High quality data is absolutely essential in delivering services that banks’ customers value and appreciate. Banks should accept the changed context that they have to strategize for and build additional capabilities. Each bank will have to pick a strategy that leverages its strengths and supports its business goals.
A solid data governance framework helps break data silos, catalyzes sharing of data and best practices about products, services and customers across business units, presents up- or cross-selling opportunities, improves customer retention rates, promotes conversations between the business and IT departments within a bank using the same nomenclature, and makes operations more efficient.
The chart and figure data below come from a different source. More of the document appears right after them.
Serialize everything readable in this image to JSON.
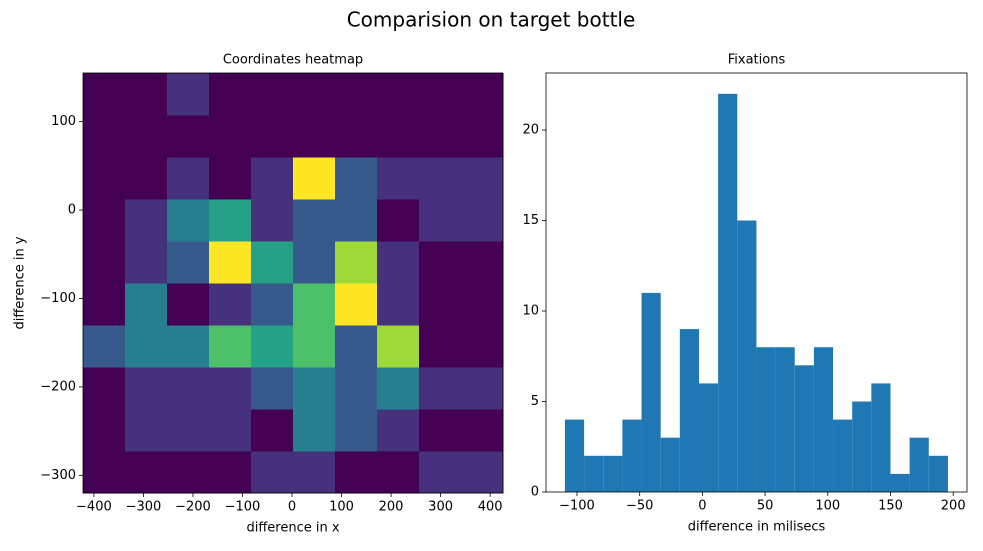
{
  "title": "Comparision on target bottle",
  "chart_data": [
    {
      "type": "heatmap",
      "title": "Coordinates heatmap",
      "xlabel": "difference in x",
      "ylabel": "difference in y",
      "colormap": "viridis",
      "x_edges": [
        -422,
        -337.2,
        -252.4,
        -167.6,
        -82.8,
        2,
        86.8,
        171.6,
        256.4,
        341.2,
        426
      ],
      "y_edges": [
        -320,
        -272.5,
        -225,
        -177.5,
        -130,
        -82.5,
        -35,
        12.5,
        60,
        107.5,
        155
      ],
      "z": [
        [
          0,
          0,
          0,
          0,
          1,
          1,
          0,
          0,
          1,
          1
        ],
        [
          0,
          1,
          1,
          1,
          0,
          3,
          2,
          1,
          0,
          0
        ],
        [
          0,
          1,
          1,
          1,
          2,
          3,
          2,
          3,
          1,
          1
        ],
        [
          2,
          3,
          3,
          5,
          4,
          5,
          2,
          6,
          0,
          0
        ],
        [
          0,
          3,
          0,
          1,
          2,
          5,
          7,
          1,
          0,
          0
        ],
        [
          0,
          1,
          2,
          7,
          4,
          2,
          6,
          1,
          0,
          0
        ],
        [
          0,
          1,
          3,
          4,
          1,
          2,
          2,
          0,
          1,
          1
        ],
        [
          0,
          0,
          1,
          0,
          1,
          7,
          2,
          1,
          1,
          1
        ],
        [
          0,
          0,
          0,
          0,
          0,
          0,
          0,
          0,
          0,
          0
        ],
        [
          0,
          0,
          1,
          0,
          0,
          0,
          0,
          0,
          0,
          0
        ]
      ],
      "xlim": [
        -422,
        426
      ],
      "ylim": [
        -320,
        155
      ],
      "xticks": [
        {
          "value": -400,
          "label": "−400"
        },
        {
          "value": -300,
          "label": "−300"
        },
        {
          "value": -200,
          "label": "−200"
        },
        {
          "value": -100,
          "label": "−100"
        },
        0,
        100,
        200,
        300,
        400
      ],
      "yticks": [
        {
          "value": -300,
          "label": "−300"
        },
        {
          "value": -200,
          "label": "−200"
        },
        {
          "value": -100,
          "label": "−100"
        },
        0,
        100
      ]
    },
    {
      "type": "histogram",
      "title": "Fixations",
      "xlabel": "difference in milisecs",
      "color": "#1f77b4",
      "bins": [
        -109.6,
        -94.33,
        -79.06,
        -63.79,
        -48.52,
        -33.25,
        -17.98,
        -2.71,
        12.56,
        27.83,
        43.1,
        58.37,
        73.64,
        88.91,
        104.18,
        119.45,
        134.72,
        149.99,
        165.26,
        180.53,
        195.8
      ],
      "values": [
        4,
        2,
        2,
        4,
        11,
        3,
        9,
        6,
        22,
        15,
        8,
        8,
        7,
        8,
        4,
        5,
        6,
        1,
        3,
        2
      ],
      "xlim": [
        -124.7,
        211
      ],
      "ylim": [
        0,
        23.15
      ],
      "xticks": [
        {
          "value": -100,
          "label": "−100"
        },
        {
          "value": -50,
          "label": "−50"
        },
        0,
        50,
        100,
        150,
        200
      ],
      "yticks": [
        0,
        5,
        10,
        15,
        20
      ]
    }
  ]
}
Hence, a data strategy that is closely aligned with the overarching corporate strategy is a key success factor. In other words, the chief data officer (CDO) – a role that is being increasingly formalized and adopted by several banks and chartered with delivering top-and bottom-line business outcomes powered by data – should be viewed as a perfect business partner with the chief operating officer (COO), rather than relegating this key role under the chief information officer (CIO) and treating data as an IT function, rather than as a business function. This role is more about business objectives, rather than IT objectives.
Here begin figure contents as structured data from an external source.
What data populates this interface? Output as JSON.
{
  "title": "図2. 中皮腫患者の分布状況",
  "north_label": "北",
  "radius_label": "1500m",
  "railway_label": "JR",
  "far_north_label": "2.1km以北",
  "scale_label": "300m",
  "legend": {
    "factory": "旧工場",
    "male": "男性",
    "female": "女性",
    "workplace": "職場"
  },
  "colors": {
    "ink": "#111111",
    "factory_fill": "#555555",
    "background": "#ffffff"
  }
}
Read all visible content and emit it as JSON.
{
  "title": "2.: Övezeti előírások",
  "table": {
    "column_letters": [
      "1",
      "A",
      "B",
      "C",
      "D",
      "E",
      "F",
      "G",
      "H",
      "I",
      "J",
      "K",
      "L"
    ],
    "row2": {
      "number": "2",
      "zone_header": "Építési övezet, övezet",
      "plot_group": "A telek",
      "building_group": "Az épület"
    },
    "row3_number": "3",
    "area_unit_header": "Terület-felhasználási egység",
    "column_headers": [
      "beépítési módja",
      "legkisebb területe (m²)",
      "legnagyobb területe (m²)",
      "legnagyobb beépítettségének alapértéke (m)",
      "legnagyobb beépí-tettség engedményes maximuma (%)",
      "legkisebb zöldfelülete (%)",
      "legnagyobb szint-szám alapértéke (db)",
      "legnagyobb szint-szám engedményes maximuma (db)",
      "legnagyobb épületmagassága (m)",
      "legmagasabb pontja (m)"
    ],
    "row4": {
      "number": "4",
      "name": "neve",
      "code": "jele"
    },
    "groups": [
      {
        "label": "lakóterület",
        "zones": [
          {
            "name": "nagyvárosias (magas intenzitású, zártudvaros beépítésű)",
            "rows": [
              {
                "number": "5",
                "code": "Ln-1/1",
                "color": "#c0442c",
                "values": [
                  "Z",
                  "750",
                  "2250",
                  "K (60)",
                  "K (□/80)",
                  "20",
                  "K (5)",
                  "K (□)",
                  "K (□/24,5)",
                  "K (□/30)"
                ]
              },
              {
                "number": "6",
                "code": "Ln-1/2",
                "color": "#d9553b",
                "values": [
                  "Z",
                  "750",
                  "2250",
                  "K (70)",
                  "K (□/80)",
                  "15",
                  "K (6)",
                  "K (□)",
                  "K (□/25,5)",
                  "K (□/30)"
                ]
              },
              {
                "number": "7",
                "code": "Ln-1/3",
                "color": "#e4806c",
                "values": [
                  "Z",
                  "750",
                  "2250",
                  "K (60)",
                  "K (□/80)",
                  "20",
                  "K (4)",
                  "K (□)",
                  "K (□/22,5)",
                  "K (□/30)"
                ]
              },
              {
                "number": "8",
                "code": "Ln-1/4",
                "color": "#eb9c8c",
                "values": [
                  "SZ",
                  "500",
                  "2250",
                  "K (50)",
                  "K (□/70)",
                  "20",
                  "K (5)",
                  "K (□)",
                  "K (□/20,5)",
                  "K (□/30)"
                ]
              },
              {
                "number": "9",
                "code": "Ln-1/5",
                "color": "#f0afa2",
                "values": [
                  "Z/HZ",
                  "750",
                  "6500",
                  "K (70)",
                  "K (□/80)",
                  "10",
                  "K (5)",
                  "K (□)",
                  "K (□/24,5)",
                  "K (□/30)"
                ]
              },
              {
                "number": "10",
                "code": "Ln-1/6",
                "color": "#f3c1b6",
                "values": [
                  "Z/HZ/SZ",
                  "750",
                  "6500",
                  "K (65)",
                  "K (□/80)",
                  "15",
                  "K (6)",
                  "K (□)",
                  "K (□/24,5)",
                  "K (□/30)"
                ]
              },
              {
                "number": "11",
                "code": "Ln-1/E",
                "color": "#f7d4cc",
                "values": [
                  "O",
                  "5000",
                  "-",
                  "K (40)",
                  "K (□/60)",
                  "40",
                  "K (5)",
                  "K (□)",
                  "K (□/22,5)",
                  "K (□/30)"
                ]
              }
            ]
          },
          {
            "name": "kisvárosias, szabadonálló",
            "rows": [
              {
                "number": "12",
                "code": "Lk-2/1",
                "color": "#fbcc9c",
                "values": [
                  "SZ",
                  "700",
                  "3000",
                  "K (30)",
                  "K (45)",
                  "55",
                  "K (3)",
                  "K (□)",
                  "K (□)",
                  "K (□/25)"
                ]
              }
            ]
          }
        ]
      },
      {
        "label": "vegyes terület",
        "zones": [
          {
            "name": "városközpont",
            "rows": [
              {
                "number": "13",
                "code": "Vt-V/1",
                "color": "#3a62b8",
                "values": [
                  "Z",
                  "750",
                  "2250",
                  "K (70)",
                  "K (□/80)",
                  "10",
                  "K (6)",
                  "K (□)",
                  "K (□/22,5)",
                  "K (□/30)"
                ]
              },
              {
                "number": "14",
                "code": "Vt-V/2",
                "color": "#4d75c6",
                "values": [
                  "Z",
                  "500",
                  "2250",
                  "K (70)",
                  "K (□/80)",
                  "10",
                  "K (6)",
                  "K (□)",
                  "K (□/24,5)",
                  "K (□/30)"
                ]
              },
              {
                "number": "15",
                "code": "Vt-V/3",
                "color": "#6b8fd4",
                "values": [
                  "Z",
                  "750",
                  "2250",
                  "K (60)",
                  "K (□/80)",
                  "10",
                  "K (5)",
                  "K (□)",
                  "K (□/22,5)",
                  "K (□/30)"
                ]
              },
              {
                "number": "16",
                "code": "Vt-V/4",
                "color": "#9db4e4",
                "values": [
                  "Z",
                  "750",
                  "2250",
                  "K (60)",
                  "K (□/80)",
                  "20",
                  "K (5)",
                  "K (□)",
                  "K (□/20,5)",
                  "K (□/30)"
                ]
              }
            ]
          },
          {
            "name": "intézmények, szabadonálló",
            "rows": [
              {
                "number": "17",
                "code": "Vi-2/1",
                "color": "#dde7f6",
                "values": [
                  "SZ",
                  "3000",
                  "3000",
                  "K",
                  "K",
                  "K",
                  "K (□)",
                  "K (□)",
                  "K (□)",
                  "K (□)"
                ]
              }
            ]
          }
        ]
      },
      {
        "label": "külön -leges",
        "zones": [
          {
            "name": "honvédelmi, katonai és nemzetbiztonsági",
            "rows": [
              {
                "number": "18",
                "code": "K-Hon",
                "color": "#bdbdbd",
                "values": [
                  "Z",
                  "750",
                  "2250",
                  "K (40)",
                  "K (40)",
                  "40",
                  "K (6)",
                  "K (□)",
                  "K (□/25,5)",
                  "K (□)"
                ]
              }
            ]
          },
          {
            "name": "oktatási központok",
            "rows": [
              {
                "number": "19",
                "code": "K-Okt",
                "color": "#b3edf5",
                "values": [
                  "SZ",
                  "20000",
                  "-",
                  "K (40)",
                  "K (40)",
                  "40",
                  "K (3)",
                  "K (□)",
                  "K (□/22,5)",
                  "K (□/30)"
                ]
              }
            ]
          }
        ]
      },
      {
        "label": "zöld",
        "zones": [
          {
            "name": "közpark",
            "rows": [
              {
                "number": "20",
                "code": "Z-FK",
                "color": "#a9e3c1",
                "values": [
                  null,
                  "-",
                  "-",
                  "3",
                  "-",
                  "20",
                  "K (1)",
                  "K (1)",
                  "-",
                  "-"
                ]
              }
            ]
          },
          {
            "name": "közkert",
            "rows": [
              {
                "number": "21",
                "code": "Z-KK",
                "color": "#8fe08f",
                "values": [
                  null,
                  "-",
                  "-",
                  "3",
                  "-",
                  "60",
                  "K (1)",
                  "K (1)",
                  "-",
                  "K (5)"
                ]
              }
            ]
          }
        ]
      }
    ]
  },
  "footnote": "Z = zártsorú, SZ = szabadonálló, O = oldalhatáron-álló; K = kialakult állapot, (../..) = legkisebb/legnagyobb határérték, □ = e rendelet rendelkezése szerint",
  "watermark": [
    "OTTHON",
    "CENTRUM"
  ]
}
Furthermore, governed data is secure, reliable and meets the quality expectations from users that most rely on data for decision-making. Such consistent data helps identify the datasets most important for business. Knowing which key performance indicators (KPI’s) have the most impact and influence on the overarching corporate goals mandates understanding data at various levels of granularity.
Measuring the value of data governance efforts is challenging, as is the ability to articulate the return on investment (ROI) of data investments. But focusing on a few critical metrics can ensure the effectiveness of data governance programs and big data initiatives.
Similarly, classifying the available datasets based on existing business terminologies, building new taxonomies, mapping relationships, and establishing the policies, frameworks, rules, and standards for data capture, management, processing and consumption of critical data elements must be managed through the wider lens of business use cases. Data and analytics go hand in hand; it's also important for analytical models to be included in the data governance agenda.
The data governance approach and the analytical systems that implement it should be scalable to capture and dimension information about all areas of a bank. Processes need to be created or simplified for both, employees and customers alike. Visualizations that help derive insights should also be identified and articulated in the data governance agenda.
So, how can a bank get started on the path to reaping rewards through data governance?
Implementing a data governance process is not a herculean task. As daunting as it may seem, it does require a comprehensive structure and framework to address the right business levers that deliver sustainable value. Without the proper structure and forethought, it's impossible to harness, let alone extract value from data.
I recommend an iterative approach to executing on a data governance strategy. A portfolio of small projects delivering specific outcomes, building on top of one another will deliver the wins required to tackle the larger data governance agenda. These projects could take dimensions, such as building a catalogue of services, assigning data roles & responsibilities, architecting a data quality framework, etc. Instead of boiling the ocean, a lean approach - small and measured steps - will deliver the success that banks and other data-driven financial institutions expect.